OxBlog

Tuesday, February 25, 2003

# Posted 10:55 PM by Ariel David Adesnik  

NATION BUILDING AND ETHNIC VIOLENCE: Will postwar Iraq descend into a maelstrom of ethnic, communal religious violence? Looking for answers, I came across this article by Ted Gurr, a professor at the University of Maryland.

According to Gurr, ethnic warfare across the globe was a rising trend in the last decades of the Cold War. While the Soviet Union and Yugoslavia both saw multiple ethnic conflicts break out in the last years of their existence, even more ethnic conflicts emerged in southern hemisphere nations unaffected by the Eastern European revolution.

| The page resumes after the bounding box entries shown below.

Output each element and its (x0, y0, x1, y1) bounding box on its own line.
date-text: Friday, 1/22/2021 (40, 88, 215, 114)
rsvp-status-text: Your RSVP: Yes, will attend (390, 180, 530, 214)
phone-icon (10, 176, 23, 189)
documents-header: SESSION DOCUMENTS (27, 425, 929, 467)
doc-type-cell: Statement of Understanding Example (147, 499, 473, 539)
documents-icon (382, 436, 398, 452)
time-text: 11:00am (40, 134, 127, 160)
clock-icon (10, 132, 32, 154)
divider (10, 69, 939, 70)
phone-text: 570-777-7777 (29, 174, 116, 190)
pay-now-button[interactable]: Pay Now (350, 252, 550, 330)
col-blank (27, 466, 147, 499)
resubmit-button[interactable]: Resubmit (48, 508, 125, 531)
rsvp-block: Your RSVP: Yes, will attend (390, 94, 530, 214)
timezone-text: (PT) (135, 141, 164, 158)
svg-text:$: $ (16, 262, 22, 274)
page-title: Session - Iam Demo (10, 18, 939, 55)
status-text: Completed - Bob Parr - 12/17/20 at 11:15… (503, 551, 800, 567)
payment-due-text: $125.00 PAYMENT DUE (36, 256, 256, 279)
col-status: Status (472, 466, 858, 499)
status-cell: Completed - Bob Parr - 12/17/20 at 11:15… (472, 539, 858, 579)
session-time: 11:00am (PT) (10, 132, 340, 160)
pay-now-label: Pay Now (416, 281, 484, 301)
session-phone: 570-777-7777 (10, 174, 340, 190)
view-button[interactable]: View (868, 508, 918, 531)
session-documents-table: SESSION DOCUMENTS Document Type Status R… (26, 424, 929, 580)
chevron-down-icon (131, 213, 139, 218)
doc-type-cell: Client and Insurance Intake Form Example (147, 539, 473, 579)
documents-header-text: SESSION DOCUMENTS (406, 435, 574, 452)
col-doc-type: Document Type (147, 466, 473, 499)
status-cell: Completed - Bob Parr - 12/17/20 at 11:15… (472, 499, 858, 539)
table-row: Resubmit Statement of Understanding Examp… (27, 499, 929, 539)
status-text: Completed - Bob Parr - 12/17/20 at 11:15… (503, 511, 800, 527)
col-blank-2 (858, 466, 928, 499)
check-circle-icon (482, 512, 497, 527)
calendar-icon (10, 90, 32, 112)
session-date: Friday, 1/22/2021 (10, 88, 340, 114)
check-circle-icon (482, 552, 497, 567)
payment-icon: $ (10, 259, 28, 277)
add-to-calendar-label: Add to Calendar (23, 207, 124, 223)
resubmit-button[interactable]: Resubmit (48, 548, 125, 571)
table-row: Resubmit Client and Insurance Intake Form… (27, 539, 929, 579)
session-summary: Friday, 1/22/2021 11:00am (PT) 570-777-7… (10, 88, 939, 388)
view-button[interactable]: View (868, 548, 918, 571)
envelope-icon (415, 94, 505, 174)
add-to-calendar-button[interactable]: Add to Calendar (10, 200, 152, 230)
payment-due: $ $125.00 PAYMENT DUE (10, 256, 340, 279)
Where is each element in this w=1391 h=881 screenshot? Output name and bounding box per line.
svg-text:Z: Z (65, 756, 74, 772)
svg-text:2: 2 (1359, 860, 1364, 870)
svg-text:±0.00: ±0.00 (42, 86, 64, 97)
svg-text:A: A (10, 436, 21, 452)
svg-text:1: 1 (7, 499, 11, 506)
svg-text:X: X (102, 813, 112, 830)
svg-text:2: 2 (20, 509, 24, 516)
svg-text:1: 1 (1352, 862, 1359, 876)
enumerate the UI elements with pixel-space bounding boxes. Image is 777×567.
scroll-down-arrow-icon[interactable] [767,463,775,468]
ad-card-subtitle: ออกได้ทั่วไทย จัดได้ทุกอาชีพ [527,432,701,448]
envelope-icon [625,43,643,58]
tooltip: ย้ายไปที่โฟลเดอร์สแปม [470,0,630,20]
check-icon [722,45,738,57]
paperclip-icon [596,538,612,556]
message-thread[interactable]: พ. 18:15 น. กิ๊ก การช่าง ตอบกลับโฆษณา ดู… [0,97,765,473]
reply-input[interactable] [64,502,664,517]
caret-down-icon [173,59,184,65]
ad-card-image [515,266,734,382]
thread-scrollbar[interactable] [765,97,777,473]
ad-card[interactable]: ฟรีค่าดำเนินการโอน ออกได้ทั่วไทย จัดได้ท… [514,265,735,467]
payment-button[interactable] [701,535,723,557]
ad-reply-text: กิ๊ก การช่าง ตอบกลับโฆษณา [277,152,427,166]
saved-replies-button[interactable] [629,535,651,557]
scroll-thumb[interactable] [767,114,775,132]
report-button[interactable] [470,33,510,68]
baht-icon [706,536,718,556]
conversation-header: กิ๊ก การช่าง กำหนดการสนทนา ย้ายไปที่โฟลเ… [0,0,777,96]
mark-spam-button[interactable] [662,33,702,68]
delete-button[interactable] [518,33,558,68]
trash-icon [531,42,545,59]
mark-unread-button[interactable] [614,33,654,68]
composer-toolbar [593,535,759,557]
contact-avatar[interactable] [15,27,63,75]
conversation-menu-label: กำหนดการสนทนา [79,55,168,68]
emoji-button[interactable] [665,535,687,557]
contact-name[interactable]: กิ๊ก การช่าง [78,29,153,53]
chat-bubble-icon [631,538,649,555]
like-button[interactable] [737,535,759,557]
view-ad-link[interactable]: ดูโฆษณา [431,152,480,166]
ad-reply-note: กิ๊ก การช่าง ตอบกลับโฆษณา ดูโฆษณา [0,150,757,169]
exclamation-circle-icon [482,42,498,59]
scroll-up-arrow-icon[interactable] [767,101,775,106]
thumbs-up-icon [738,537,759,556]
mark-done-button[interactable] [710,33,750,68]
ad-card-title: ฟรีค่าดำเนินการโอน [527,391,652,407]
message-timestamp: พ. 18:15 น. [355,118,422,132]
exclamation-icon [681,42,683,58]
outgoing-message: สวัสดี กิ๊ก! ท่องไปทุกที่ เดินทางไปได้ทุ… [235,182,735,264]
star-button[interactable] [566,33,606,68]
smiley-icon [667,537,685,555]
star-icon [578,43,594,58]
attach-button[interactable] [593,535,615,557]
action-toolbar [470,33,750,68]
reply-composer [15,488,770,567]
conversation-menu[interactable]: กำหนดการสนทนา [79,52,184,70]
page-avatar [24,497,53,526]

While these outbreaks of violence led numerous pundits to declare that ethnic warfare would be the dominant security issue in the post-Cold War era, the fact is that old conflicts are settling down while fewer new ones are emerging. One trend that bodes well for postwar Iraq is that "The new democracies of Europe, Asia, and Latin America were especially likely to protect and promote minority rights."

If you think about it, that conclusion seems almost self-evident. The ethnic conflicts in Kosovo, Sudan and East Timor were responses to the brutal repression ordered by authoritarian governments. The Chechen conflicts fits into this framework as well, since Russia's democratic facade did not influence its behavior toward the Caucasus.

Well, that's the good news for today. Don't expect much more.